The International Monetary Fund has lowered Nigeria’s economic growth projection for 2026 to 4.1 percent, citing ongoing fallout from the Middle East conflict that has driven up energy and commodity prices across the region.
The revision was announced during the IMF and World Bank Spring Meetings in Washington, D.C., where officials highlighted how war-related supply shocks are undermining recovery in energy-importing economies.

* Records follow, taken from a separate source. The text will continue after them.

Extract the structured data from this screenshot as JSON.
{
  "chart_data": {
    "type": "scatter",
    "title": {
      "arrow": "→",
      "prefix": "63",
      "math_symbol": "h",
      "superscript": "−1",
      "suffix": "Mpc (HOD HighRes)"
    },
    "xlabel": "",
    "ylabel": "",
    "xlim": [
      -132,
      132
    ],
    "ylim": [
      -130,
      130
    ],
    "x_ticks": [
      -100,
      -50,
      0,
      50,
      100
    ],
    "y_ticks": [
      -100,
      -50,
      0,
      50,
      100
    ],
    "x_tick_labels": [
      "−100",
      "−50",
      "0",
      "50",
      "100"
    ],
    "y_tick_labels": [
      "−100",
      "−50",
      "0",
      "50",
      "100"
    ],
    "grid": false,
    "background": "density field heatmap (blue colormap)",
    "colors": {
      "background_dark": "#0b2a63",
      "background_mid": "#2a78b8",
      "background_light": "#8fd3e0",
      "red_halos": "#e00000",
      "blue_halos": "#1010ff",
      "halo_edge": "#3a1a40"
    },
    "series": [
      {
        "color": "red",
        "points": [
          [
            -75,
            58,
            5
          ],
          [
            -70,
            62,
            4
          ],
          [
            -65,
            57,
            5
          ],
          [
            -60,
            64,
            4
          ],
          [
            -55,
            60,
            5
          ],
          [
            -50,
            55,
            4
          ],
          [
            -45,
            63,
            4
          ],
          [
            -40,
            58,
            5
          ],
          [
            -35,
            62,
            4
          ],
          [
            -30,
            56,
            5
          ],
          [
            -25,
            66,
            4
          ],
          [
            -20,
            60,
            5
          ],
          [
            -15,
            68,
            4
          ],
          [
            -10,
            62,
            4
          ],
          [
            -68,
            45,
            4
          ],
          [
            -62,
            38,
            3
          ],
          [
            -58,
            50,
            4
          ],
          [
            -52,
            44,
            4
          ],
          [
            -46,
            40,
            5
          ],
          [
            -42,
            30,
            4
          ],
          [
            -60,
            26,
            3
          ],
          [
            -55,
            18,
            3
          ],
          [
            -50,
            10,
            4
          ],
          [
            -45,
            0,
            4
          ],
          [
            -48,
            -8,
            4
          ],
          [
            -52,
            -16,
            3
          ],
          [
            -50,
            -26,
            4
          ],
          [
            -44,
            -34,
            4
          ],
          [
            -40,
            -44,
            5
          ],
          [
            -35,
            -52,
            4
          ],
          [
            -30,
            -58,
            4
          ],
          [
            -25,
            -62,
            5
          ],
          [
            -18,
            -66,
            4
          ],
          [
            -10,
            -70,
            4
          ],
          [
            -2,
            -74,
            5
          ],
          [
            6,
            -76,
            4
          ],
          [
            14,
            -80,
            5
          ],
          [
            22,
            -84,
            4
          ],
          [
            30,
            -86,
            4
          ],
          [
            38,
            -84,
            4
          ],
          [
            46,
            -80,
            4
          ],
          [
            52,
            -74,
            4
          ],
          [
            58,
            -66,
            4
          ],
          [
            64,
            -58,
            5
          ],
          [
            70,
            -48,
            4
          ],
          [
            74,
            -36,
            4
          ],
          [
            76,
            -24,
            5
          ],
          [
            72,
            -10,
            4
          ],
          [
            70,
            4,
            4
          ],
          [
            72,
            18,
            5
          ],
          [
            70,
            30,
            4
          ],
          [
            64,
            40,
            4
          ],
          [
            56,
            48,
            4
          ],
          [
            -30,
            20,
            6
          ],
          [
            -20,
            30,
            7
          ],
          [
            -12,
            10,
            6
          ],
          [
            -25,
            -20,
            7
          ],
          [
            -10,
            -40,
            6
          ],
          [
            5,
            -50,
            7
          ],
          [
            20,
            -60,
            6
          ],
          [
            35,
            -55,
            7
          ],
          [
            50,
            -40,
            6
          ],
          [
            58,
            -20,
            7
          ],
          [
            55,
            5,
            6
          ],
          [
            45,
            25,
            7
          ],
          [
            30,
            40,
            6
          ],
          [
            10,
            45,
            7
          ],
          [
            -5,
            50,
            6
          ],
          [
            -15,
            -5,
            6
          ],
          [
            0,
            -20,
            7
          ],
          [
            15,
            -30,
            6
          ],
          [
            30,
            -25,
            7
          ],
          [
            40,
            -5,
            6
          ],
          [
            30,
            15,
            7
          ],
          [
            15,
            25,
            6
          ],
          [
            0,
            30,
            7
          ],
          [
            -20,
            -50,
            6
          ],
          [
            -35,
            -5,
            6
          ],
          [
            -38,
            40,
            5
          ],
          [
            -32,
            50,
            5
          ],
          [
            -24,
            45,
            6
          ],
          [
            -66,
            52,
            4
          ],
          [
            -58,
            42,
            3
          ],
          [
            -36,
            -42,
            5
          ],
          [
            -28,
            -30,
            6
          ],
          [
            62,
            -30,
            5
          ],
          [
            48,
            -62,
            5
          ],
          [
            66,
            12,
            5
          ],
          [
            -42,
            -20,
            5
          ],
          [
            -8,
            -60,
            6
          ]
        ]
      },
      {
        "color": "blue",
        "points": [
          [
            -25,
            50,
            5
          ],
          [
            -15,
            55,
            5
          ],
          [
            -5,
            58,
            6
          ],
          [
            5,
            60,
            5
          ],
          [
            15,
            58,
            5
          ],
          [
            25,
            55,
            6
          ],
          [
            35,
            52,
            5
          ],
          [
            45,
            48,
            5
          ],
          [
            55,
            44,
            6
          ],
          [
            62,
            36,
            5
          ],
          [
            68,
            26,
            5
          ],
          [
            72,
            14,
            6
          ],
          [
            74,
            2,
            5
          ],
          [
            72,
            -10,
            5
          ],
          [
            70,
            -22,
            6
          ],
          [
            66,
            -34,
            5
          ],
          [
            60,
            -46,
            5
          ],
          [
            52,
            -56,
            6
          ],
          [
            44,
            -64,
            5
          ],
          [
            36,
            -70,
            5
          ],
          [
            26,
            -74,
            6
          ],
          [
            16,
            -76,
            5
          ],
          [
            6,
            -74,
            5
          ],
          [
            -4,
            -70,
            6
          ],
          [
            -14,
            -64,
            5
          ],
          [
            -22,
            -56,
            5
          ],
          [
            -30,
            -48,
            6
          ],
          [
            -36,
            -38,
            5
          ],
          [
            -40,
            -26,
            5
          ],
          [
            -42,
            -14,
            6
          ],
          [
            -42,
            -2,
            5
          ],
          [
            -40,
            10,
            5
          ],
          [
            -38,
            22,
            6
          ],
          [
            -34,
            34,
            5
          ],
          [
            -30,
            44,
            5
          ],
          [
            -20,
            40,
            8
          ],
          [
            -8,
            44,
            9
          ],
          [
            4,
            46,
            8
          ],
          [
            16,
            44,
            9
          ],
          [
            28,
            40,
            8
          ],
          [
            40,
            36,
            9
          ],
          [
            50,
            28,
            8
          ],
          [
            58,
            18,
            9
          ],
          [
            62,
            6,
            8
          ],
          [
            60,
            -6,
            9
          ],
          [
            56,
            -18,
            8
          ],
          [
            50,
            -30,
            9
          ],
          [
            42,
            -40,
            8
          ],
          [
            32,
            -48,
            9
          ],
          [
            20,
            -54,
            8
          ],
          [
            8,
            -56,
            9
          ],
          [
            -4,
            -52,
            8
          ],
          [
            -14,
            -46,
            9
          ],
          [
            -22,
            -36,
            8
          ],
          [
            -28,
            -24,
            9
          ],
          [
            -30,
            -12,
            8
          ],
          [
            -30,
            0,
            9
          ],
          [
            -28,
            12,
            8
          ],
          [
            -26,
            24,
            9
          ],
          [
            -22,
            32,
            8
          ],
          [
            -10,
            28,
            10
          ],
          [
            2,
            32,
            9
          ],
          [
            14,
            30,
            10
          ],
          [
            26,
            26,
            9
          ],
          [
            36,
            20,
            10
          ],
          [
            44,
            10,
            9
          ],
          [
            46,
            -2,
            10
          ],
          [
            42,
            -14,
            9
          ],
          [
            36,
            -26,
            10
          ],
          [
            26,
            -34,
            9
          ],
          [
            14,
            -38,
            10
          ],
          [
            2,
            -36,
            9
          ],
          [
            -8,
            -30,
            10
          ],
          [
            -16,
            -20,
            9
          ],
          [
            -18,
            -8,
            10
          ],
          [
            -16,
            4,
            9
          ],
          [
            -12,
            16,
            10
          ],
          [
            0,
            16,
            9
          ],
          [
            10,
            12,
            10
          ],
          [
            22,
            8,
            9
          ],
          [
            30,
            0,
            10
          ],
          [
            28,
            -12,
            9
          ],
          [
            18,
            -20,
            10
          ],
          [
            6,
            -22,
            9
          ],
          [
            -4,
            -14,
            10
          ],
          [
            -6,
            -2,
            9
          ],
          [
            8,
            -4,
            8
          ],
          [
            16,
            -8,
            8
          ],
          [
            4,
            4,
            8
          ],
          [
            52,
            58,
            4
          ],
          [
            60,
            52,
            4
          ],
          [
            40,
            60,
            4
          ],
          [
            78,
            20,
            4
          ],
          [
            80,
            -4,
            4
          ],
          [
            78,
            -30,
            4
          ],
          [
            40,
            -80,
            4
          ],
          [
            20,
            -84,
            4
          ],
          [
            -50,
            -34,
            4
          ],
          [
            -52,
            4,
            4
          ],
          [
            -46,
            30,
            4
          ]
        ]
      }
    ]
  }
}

IMF Chief Economist Pierre-Olivier Gourinchas said the downgrade reflects mounting pressures on countries reliant on imported fuel, with Nigeria particularly vulnerable to higher shipping and fertilizer costs.
“Across Sub-Saharan Africa, we are seeing some downgrade of growth and an uptick in inflation in a number of countries,” Gourinchas said. “The impact is very much along the lines of what we see more broadly—especially for countries that are energy importers.”
Denz Igan, head of the IMF’s World Economic Studies Division, noted that while higher oil prices provide some offset, the net effect is weaker growth in 2026. “War-related higher fuel and fertilizer prices and increased shipping costs are going to weigh on non-oil activity in Nigeria,” Igan said. “There is some offset from higher oil prices, but the balance is weaker growth this year, with some recovery expected in 2027.”
The Fund projects that median inflation in Sub-Saharan Africa will rise from 3.4 percent in 2025 to 5 percent in 2026, driven by elevated oil and fertilizer prices, potential fuel shortages, and rising logistics costs. For Nigeria, officials stressed that tight monetary policy will be crucial to meeting the central bank’s inflation targets.
The IMF also warned that bilateral aid to Sub-Saharan Africa has fallen by 16 to 20 percent in 2025, eroding a key buffer as commodity and shipping costs surge.
Officials said the Fund is coordinating with the International Energy Agency and the World Bank to monitor energy market disruptions and assess country-level needs in the current environment.